Model 2 means adding a multi-scale feature fusion module based on Model 1. By combining the features output by the high-level network and the features output by the low-level network, that is, multi-scale feature fusion, more discriminative search area features are obtained, thereby improving the algorithm’s accuracy. This validates the effectiveness of the multi-scale feature fusion module with a minimal computational cost.

Model 3 represents the introduction of an online template updating mechanism and the proposal of a multi-template feature fusion module based on Model 2. By employing the SA-CA mechanism, the model effectively utilizes the correlation information between the initial and dynamic templates, extracting rich semantic information from multiple templates. It achieves a performance improvement of \(0.8\%\) on the LaSOT, demonstrating the effectiveness of this model structure enhancement.

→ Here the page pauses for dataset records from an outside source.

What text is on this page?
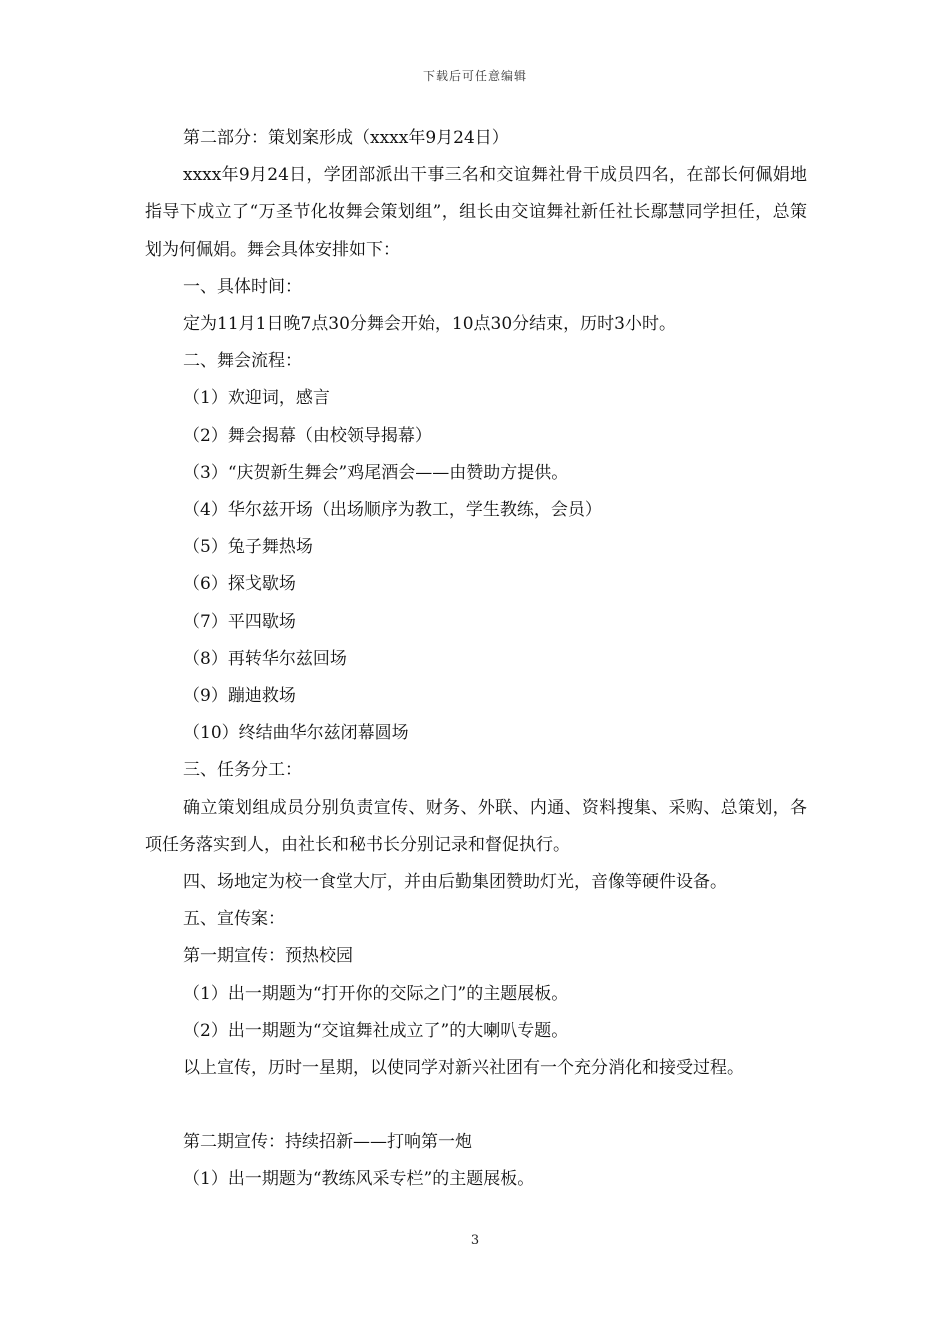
下载后可任意编辑

第二部分：策划案形成（xxxx年9月24日）

xxxx年9月24日，学团部派出干事三名和交谊舞社骨干成员四名，在部长何佩娟地指导下成立了“万圣节化妆舞会策划组”，组长由交谊舞社新任社长鄢慧同学担任，总策划为何佩娟。舞会具体安排如下：

一、具体时间：

定为11月1日晚7点30分舞会开始，10点30分结束，历时3小时。

二、舞会流程：

（1）欢迎词，感言

（2）舞会揭幕（由校领导揭幕）

（3）“庆贺新生舞会”鸡尾酒会——由赞助方提供。

（4）华尔兹开场（出场顺序为教工，学生教练，会员）

（5）兔子舞热场

（6）探戈歇场

（7）平四歇场

（8）再转华尔兹回场

（9）蹦迪救场

（10）终结曲华尔兹闭幕圆场

三、任务分工：

确立策划组成员分别负责宣传、财务、外联、内通、资料搜集、采购、总策划，各项任务落实到人，由社长和秘书长分别记录和督促执行。

四、场地定为校一食堂大厅，并由后勤集团赞助灯光，音像等硬件设备。

五、宣传案：

第一期宣传：预热校园

（1）出一期题为“打开你的交际之门”的主题展板。

（2）出一期题为“交谊舞社成立了”的大喇叭专题。

以上宣传，历时一星期，以使同学对新兴社团有一个充分消化和接受过程。

第二期宣传：持续招新——打响第一炮

（1）出一期题为“教练风采专栏”的主题展板。

3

Drawing from the preceding analysis, the LaSOT dataset’s experimental findings confirm each module’s impact within our proposed SiamSC.

5 Conclusion

We propose a Simases tracking network with multi-attention mechanism. Firstly, we introduce an online template updating mechanism to address the issue of poor tracking performance when only using the initial template from the first frame. The template branch incorporates dynamic templates in addition to the initial template, and a multi-template feature fusion module is designed to effectively combine the features from the initial template and dynamic templates, obtaining more informative feature representations. Meanwhile, the search branch utilizes a multi-scale feature fusion approach to obtain rich feature information in the search region, enhancing the tracking capability in complex scenes. Secondly, Instead of traditional correlation operations, we employ a Transformer encoder as the feature fusion module to fuse the features of the template branch and search branches’ features. Additionally, the dynamic templates are updated online based on confidence scores. Finally, the tracking results are directly obtained using a corner-based prediction head. The experimental results show that our algorithm achieves excellent tracking accuracy and speed compared to the advanced tracking algorithm on the UAV123, GOT-10k, and LaSOT, indicating its practical value and potential for further development.